Vampirismo di ritorno


2' di lettura

 La presenza del vampiro, che si fa risalire al secolo quindicesimo, col Principe di Valacchia Vlad II Dracul, è un’antica leggenda cui hanno pescato a man bassa tutti: la letteratura (in quella notte tetra dell’estate 1846 quando Lord Byron, il suo medico John Polidori e Mary Shelley chiusi nella Villa Diodati, sul lago Lemano, scrissero di Frankestein accostato a Dracula), la pittura (il preraffaellita Dante Gabriel Rossetti e Gustavo Doré nell’800) e il cinema horror (“Nosferatu” di Friedrich Murnau, 1922, e poi “Il Principe della notte”, 1979, di Werner Herzog con Klaus Kinski fino al “Bram Stoker's Dracula” scritto nel 1897 e messo in scena da Francis Coppola nel 1992). Ma anche le storie agghiaccianti di Edgar Allan Poe e il mondo magico di Harry Potter nel filone gotico vi hanno contribuito.

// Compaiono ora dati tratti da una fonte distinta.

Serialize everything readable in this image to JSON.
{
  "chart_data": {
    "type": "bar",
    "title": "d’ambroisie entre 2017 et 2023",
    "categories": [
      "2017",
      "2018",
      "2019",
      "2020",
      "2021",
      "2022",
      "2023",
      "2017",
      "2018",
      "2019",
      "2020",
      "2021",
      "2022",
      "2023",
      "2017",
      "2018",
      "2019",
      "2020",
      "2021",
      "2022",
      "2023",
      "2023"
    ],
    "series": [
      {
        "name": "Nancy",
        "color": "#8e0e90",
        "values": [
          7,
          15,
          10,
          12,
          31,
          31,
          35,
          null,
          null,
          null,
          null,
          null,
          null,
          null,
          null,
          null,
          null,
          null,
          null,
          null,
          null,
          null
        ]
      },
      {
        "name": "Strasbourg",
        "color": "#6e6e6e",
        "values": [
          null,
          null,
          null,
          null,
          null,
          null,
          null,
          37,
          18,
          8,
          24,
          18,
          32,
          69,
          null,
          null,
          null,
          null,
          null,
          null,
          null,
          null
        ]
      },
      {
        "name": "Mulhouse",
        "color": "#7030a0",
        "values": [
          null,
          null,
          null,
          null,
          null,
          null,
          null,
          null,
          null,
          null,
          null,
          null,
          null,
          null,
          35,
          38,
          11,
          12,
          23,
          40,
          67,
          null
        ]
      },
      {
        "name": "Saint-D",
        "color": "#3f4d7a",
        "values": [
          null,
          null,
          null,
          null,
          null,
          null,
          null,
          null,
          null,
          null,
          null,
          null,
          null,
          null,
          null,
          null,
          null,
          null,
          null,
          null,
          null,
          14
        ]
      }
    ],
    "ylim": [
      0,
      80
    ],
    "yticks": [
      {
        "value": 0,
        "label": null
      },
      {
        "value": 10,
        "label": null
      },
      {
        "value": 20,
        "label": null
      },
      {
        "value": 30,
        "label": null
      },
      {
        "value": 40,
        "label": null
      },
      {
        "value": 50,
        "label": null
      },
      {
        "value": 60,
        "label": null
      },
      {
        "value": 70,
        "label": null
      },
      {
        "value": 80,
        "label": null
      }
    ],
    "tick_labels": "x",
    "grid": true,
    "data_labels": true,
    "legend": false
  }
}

E che dire della festosa notte di Halloween giunta fino a noi? Non era certo un cherubino il Vampire, cacciabombardiere inglese apparso alla fine della “WWII”, jet De Havilland DH100 a doppia coda: una in più di Lucignolo. Il quale sta lì un po’ perplesso nel constatare quanto sia diventata pericolosa questa esplosione di vampirismi preconfezionati.

Nella politica, nell’economia, nei rapporti interpersonali, grazie a fake news diffuse nel labirinto dei social tuttofare e tuttodire. Mentre per psicologi e psichiatri il fenomeno è variamente detto ematodixia, satirismo, eccitazione sessuale indotta dal sangue della vittima, sindrome di Renfield, sadomasochismo e sessomania (dove sentimenti e dignità vanno al diavolo). Ritorna alla mente l’antisemitismo dell’affare Dreyfus, discolpato anche grazie a Émile Zola che sull’Aurore del 13 gennaio 1898 pubblica a piena pagina una lettera aperta al Presidente Faure. Non finirono invece bene Sacco e Vanzetti, giustiziati in America (1927) e riabilitati ben cinquant’anni dopo; né il caso dubbio di Pinelli dopo la strage di Piazza Fontana a Milano (1969); fino alla tragedia di Enzo Tortora vittima innocente della malagiustizia (1983). Per “lui” è un dispetto di Wojtyla aver riabilitato Galileo, dopo 359 anni dalla condanna del Sant’Uffizio. In tutti questi casi il vampirismo l’ha fatta franca. Sia con le tricoteuses giacobine pagate da Robespierre per sedersi ben in vista accanto alla guillotine e assistere alla decapitazione dei tanti innocenti, sia con gli sconfitti nei tanti dopoguerra.

Al pari dei tanti innocenti risucchiati dal frullatore di Mani pulite (1992) non tutti sopravvissuti al furor di popolo. In orrido contorno. Staremo a vedere come finirà il Russiagate di questi giorni. Ex falso sequitur quodlibet.